Pada tahun 1965, tepatnya pada tanggal 30 September 1965, sebuah pemberontakan terjadi atas keutuhan Pancasila. Sekelompok rakyat Indonesia menghianati bangsanya sendiri. Rakyat di doktrin untuk melawan pemimpinya. Dibodohi, dicekoki dengan segelintir pernyataan-pernyataan pedas tentang negrinya sendiri. Pancasila digulingkan. Diturunkan dari singgasananya. Peristiwa menyeramkan yang pernah terjadi di negeri ini. Darah menggenangi jagad negeri ini, pembantaian, pembunuhan orang-orang tak berdosa. Kala itu, cahaya negeri ini sirna ditelan oleh kekejaman rakyatnya.
Begitu pula dengan malam 30 September di tahun ini, 2014. Seakan sengaja mengenang tragedi keji itu. Jogja, kota dengan kekentalan budayanya. Yang telah menjadi saksi berdirinya Indonesia. Menenggelamkan sinarnya, menyisakan kegelapan bak sebuah langit tanpa bintang. Ya, jogja dengan segala keindahanya, menjadi sebuah kota tak bernyawa tanpa cahaya yang menyinarinya. Lampu-lampu, jalanan kota redup tanpa sinar. Gedung-gedung dan rumah warga pun membisu. Sebagian dari rakyat diam pasrah menunggu harapan. Sebagian lain mencari solusi untuk menghidupkan kembali kota Yokyakarta. Seperti gambaran masa lalu, dimana para pejuang berjuang membela bangsa dan negaranya dan para rakyat menunggu datangnya sebuah harapan. Tenggelamnya cahaya ini berlangsung cukup lama, menghambat sebagian pekerjaan rakyat. Sebagian pengendara kendaraan roda dua dan pengendara kendaraan roda empat merapat di ujung jalan menunggu cahaya datang kembali. Bahkan, para pengunjung sebuah pusat perbelanjaan tidak dapat melanjutkan aktifitasnya karena keterbatasan cahaya. Karena terlalu lama, warga resah dan hanya pasrah. Setelah semuanya pulih kembali, terjadi kemacetan yang cukup lama pula. Entah pengendara kendaraan roda dua atau empat, semua bergegas kembali menjalani rutinitas masing-masing. Semua orang kembali dengan keceriaanya. Keindahan Kota Yokyakarta muncul kembali, cahaya telah menyinari seisi kota ini kembali. Jogja kembali hidup. Suara-suara rakyat kembali mengisi kekosongan kota ini. Rakyat dapat kembali dengan rutinitasnya. Para pekerja juga dapat kembali bekerja. Para pelajar dapat kembali belajar. Sebenarnya, apa maksud dari pemadaman cahaya ini? Kejadian ini menjadi sebuah pelajaran, sebuah pelajaran tentang hidup ini. Bahwa, Tuhan mengatur hidup kita dengan tahun, bulan, minggu, hari, jam, dan detik, agar setiap detik kehidupan yang kita jalani berharga.

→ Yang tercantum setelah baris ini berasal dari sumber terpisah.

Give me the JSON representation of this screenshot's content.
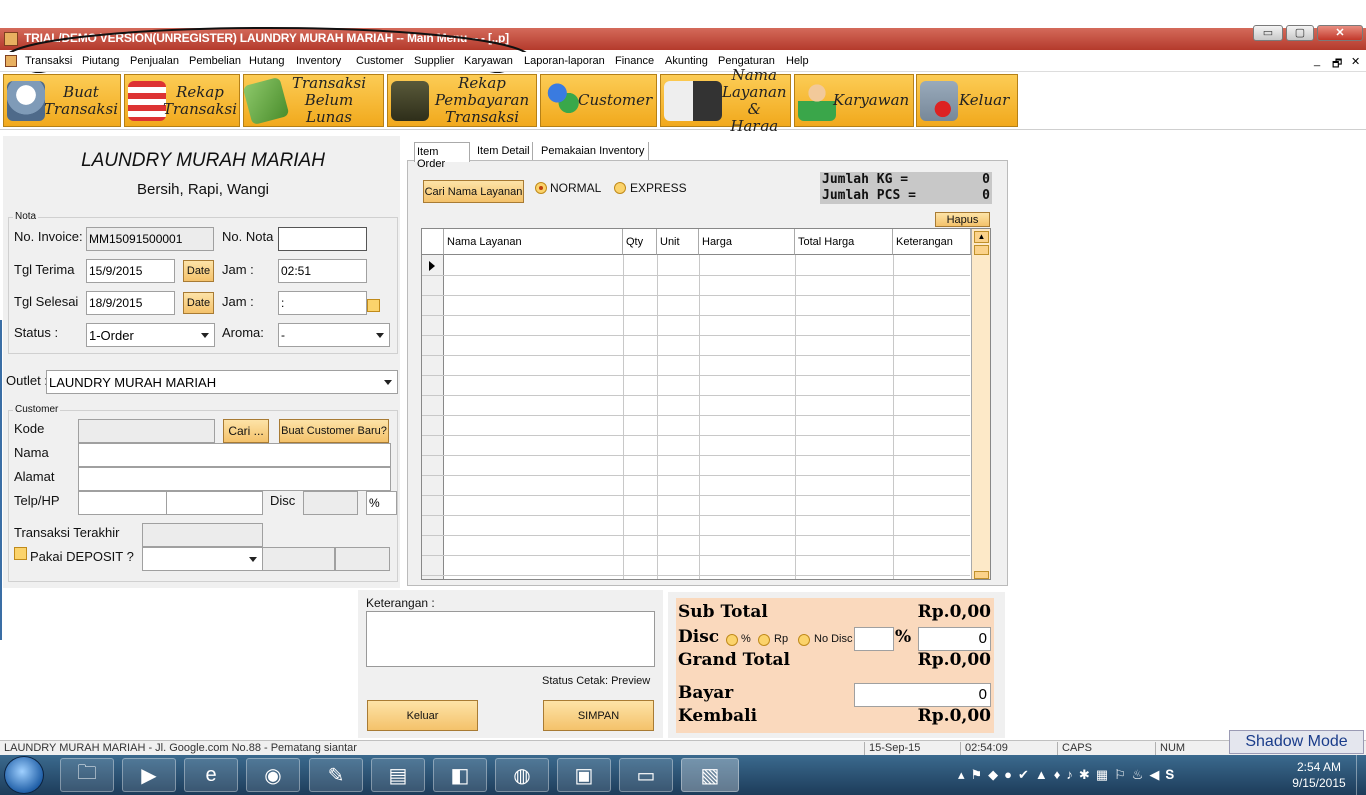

Namun, apa salahnya jika kejadian ini kita jadikan pelajaran, kita tengok kembali bangsa dan negeri ini. Bukankah dengan semua ini kita seharusnya merenungkan negeri ini? Memperbaiki keadaan negeri ini, dan mensyukuri nikmat Tuhan atas segala yang telah Dia beri? Hidup, bukan berarti hanya bernafas, bukan berarti hanya makan dan minum. Tapi hidup, berarti memberi, mengamalkan segala yang telah kita dapatkan untuk negeri ini. Karna dari negeri ini kita belajar, dari negeri ini kita mengerti dan dari negeri ini kita berawal.
Ya, seharusnya artikel ini diposting tepat pada tanggal 30 September 2014 kemarin. Namun, karena keterbatasan sarana saya baru dapat menyelesaikan artikel ini. Awalnya saya sangat kesal dengan keadaan yang saya hadapi. Banyak hal yang tak sesuai dengan keinginan saya. Bahkan emosi saya mulai geram, berontak ingin keluar dari dalam diri saya. Dan akhirnya dengan keinginan yang besar dan tekad yang bulat saya memulai semua ini dari sebuah perasaan kecewa yang tiada terkira. Atas izin-Nya pada akhirnya saya dapat menyelesaikan satu buah artikel ini. Puji syukur Allah atas segala nikmat-Nya. Karena bukan kenyamanan yang mencari kita, namun kita yang membuat keadaan itu nyaman. Maka, jangan terlena dengan kesementaraan, karna yang sementara itu tak akan pernah abadi.